Well if you live in a dark place that occasionally feels hopeless (I blame the lack of serotonin), then you've come to the right place. My Blue&White Kitchen presents: Rustic, Nordic Pea Soup aka how we Scandis (try to) survive the long winter months.

This is a true Nordic favorite. There are few things better than pea soup on a cold winter day when you worry that your nose might fall off because of the Arctic temperatures. In both Finland and Sweden, pea soup is traditionally served on Thursdays. Actually, I doubt that you can find pea soup on any restaurant's or school's menu on any other day of the week.

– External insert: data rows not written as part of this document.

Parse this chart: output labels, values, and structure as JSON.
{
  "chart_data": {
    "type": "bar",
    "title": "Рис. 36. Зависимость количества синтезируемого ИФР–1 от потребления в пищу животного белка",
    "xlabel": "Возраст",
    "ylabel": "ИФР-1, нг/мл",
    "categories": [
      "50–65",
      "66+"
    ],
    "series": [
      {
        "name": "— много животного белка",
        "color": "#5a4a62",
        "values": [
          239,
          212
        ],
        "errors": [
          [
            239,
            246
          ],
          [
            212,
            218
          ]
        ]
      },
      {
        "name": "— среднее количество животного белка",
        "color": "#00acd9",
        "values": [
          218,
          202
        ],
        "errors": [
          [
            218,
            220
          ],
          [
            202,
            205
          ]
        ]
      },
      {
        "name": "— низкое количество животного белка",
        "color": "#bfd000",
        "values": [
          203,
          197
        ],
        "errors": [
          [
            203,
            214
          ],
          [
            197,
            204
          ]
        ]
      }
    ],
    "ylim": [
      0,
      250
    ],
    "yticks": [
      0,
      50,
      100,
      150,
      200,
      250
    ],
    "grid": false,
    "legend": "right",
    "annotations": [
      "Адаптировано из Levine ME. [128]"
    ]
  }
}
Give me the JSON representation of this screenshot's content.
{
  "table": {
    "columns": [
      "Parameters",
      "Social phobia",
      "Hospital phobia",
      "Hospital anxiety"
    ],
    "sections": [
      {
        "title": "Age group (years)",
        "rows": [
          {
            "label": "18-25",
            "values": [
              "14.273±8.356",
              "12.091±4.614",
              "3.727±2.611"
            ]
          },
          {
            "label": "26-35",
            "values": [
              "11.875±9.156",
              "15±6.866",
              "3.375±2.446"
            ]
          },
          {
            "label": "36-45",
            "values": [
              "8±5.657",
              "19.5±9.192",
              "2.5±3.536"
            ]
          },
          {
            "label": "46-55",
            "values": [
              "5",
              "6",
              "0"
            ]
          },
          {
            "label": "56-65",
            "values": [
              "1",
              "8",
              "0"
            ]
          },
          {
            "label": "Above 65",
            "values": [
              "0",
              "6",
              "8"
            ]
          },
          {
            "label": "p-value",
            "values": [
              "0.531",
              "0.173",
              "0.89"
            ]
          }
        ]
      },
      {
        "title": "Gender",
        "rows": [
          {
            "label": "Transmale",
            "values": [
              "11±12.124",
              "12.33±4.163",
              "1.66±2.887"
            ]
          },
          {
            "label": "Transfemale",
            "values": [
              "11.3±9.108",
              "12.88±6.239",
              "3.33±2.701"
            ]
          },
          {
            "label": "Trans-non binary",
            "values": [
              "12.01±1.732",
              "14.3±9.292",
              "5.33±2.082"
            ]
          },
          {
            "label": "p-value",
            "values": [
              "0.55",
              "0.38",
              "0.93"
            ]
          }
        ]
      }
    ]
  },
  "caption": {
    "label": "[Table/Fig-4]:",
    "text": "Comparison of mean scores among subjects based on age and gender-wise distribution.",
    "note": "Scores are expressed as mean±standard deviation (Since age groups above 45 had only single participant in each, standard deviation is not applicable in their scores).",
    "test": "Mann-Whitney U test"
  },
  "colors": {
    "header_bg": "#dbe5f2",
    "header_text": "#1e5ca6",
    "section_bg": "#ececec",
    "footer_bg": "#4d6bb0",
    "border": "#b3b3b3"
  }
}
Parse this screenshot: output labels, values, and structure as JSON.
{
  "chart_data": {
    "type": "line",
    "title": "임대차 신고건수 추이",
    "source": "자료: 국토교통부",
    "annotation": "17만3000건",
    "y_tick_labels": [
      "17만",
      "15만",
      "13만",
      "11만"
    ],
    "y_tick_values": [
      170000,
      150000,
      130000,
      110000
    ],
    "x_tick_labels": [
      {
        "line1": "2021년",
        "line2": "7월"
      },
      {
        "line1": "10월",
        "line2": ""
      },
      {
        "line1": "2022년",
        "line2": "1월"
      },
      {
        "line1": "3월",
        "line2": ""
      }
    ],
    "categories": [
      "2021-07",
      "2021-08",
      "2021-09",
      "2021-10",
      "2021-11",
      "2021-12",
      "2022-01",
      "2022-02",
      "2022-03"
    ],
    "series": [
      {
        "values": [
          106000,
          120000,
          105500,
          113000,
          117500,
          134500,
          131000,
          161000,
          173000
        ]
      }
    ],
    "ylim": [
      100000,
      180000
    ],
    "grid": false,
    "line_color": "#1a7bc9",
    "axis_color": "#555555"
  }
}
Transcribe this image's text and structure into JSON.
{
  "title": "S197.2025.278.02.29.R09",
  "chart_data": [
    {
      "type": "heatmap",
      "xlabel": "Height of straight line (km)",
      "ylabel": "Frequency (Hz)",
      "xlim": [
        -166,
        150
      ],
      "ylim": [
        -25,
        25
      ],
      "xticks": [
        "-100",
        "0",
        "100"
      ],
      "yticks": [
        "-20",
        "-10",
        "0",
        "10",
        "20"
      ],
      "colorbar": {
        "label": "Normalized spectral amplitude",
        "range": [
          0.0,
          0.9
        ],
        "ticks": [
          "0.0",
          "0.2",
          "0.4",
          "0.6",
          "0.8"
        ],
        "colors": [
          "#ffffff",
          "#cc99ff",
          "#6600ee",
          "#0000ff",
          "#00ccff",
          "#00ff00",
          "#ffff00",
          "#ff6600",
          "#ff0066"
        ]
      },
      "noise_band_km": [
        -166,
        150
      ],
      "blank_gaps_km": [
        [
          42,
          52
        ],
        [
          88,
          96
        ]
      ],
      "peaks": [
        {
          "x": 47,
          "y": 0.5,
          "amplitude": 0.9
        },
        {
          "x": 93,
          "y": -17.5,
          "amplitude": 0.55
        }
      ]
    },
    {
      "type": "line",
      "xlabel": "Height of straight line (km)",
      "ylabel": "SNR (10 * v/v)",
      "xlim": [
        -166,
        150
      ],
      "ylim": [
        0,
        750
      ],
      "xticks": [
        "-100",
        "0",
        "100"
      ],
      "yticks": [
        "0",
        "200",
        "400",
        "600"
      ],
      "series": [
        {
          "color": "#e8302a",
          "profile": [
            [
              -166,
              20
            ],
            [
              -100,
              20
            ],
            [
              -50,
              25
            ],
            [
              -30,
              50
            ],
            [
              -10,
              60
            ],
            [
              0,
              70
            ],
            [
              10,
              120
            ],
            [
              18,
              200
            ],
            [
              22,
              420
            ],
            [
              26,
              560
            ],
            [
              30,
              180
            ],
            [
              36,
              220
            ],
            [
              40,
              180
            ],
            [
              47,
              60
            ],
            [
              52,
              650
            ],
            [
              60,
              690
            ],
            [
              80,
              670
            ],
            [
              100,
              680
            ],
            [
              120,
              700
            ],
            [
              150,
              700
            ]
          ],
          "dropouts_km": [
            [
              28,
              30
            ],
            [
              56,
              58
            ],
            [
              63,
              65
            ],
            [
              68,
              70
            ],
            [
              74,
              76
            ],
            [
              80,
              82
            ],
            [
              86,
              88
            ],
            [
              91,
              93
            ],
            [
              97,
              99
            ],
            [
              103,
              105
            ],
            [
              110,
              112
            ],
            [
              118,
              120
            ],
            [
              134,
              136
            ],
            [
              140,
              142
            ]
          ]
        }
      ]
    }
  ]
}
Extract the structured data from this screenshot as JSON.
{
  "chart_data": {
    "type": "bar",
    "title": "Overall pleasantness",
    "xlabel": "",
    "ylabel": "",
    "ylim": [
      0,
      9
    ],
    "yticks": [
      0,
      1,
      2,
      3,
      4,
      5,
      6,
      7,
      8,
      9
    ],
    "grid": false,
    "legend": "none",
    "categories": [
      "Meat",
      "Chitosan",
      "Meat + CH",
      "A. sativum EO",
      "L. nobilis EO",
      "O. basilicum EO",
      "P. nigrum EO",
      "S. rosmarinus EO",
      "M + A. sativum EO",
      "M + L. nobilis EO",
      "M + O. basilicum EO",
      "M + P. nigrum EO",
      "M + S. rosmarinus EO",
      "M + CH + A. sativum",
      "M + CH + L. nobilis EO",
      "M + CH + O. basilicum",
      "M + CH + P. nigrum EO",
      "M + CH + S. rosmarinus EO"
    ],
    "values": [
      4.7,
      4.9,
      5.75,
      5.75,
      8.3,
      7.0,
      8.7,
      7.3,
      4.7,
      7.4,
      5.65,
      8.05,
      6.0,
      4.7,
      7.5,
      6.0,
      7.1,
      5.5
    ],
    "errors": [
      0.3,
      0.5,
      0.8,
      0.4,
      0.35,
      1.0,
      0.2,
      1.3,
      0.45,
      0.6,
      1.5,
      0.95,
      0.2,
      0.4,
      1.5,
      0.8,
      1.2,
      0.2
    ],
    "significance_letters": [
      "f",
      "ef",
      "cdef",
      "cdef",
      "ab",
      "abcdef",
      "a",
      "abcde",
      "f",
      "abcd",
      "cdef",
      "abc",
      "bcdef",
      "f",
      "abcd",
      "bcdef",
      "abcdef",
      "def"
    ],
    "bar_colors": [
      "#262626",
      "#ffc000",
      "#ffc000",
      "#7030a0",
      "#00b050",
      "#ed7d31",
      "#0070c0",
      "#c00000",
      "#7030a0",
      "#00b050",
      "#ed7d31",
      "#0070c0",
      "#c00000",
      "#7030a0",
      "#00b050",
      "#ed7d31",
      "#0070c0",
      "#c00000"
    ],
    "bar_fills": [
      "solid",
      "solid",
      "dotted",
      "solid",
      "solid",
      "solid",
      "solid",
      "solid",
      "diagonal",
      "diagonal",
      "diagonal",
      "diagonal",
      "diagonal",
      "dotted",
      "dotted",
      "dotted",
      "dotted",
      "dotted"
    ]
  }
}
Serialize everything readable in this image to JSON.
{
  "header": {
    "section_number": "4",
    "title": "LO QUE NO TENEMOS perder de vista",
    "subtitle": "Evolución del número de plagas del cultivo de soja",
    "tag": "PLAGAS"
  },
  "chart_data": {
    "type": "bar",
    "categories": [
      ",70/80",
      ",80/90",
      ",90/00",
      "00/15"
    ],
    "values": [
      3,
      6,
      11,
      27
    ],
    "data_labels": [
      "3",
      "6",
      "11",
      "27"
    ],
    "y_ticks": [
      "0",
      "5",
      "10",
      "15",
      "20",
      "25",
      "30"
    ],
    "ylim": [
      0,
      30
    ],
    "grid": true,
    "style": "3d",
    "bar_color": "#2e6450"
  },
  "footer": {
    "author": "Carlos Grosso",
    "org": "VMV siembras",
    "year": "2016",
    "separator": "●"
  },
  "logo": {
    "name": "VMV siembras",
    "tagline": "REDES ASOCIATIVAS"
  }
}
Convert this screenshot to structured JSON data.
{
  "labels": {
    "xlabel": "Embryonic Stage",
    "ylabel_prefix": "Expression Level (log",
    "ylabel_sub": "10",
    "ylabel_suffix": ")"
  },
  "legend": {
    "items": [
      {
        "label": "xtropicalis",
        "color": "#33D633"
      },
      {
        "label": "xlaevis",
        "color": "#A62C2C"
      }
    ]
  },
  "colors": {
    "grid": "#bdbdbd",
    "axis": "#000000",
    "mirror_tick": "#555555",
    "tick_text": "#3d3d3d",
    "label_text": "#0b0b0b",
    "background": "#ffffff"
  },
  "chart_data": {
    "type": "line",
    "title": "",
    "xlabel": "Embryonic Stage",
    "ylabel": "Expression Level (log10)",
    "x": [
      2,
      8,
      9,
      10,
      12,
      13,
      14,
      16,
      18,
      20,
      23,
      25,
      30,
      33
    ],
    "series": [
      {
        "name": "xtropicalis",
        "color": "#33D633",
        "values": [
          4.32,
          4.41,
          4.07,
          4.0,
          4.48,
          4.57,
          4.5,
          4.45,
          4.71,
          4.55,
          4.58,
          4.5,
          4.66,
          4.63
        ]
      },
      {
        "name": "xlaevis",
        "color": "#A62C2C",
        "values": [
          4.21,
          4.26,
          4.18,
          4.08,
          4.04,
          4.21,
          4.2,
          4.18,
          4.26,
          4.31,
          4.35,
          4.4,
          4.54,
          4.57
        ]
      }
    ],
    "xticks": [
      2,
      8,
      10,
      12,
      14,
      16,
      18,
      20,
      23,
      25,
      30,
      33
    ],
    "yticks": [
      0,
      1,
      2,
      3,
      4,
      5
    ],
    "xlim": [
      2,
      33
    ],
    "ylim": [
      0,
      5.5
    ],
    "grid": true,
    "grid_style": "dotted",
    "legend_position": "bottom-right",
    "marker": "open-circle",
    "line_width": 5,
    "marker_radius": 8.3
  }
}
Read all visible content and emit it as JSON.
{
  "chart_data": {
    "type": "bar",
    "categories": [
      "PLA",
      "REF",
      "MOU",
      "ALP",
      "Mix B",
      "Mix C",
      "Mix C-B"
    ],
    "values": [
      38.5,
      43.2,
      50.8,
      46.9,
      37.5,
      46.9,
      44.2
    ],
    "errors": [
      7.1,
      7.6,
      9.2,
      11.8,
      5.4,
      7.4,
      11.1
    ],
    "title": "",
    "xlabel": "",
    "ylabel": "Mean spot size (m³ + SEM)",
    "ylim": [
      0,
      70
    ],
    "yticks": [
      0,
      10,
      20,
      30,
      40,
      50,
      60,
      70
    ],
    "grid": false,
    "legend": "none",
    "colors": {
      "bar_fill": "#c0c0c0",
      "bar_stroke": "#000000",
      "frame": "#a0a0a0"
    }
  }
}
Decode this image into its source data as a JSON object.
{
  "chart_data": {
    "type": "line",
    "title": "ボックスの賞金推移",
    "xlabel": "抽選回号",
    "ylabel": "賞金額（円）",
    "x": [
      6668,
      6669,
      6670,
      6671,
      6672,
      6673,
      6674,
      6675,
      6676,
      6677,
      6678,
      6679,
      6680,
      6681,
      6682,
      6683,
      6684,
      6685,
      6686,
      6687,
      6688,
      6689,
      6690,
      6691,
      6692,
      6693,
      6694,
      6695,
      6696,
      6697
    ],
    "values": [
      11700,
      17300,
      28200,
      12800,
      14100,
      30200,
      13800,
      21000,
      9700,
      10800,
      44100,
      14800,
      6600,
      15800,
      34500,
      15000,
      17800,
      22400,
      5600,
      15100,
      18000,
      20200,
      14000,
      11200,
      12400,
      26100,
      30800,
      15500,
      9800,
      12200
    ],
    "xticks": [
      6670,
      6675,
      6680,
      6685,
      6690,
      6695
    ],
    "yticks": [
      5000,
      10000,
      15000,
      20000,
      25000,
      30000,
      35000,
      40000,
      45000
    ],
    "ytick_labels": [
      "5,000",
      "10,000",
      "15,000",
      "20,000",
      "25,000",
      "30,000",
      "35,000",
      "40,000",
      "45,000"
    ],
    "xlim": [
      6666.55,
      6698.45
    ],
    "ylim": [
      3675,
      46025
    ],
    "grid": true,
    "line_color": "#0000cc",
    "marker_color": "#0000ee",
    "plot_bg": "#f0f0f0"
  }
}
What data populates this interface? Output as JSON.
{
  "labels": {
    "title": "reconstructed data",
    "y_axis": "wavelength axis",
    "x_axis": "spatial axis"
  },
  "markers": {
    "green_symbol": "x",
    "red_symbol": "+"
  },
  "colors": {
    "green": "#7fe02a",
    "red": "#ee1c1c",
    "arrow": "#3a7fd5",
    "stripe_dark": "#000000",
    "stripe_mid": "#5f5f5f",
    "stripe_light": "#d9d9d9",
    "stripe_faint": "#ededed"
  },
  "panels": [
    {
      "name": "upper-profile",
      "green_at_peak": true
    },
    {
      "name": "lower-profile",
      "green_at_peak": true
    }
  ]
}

Speaking of traditions, it's always followed by Dutch baby pancake, whipped cream, and jam. The dessert is obligatory. Note to self: post a Dutch baby recipe.

You can still make and serve this on another day. After all, no one is going to find out, right? Unless you blog about it, that is... I made this soup last Saturday and ate it on Monday. And Tuesday. And probably today as well. Make a big serving and eat it throughout the week; it tastes much more better on the second or third day. Actually, I rarely eat it on the day I make it. Patience, friends, patience. That said, this soup is just perfect for a busy week when leftovers are more than welcome.

This may not be the sexiest soup in culinary history but it sure is delicious and makes the winter so much more bearable.

Cheers to a better 2015. Vive la France!

Rustic Nordic Pea Soup

serves 6 to 8

Pea soup is popular all over Scandinavia. In Finland, green peas are used, but to make a Swedish/Norwegian/Danish version, use yellow peas instead. If you can't find smoked pork shank, substitute it with (smoked) bacon. This soup can be made vegetarian by simply leaving the meat out. To still get a wonderful smoky flavor, you could add a pinch of smoked salt. Some people prefer to add one or two diced carrots to the soup; it's really up to you. If you do, just add it to the pot with the onion. The cooking times listed below are minimum cooking times; the longer you cook it on low heat, the better it gets. Many like to add mustard to their soup. The mustard is always being served on the side so everyone can stir it in to ones taste. 

500 g dried whole green peas, picked over, rinsed, & soaked for 10 hours
olive oil
1 onion, diced
2,5 l (10 ½ cups) water
2 tsp fine sea salt
2 tsp dried marjoram
400 g smoked pork shank with bone

optional: mustard, for serving

In a big pot, heat the olive oil on medium heat. Add the onion and cook until soft. Add the water, salt, marjoram, peas, and pork shank. Bring to a boil and let simmer for at least an hour. At this point, the soup won't look that tasty as the pea husks float on top. Believe me, it will get better.

Remove the shank. Shred meat and discard skin and fat. Return the meat and bone back to the pot. Cook for at least another hour. Add more liquid if necessary. Should the soup look too thin, cook it without a lid for a while.

Taste and season. Discard the bone before serving.

Serve with mustard if preferred and rye bread or crispbread.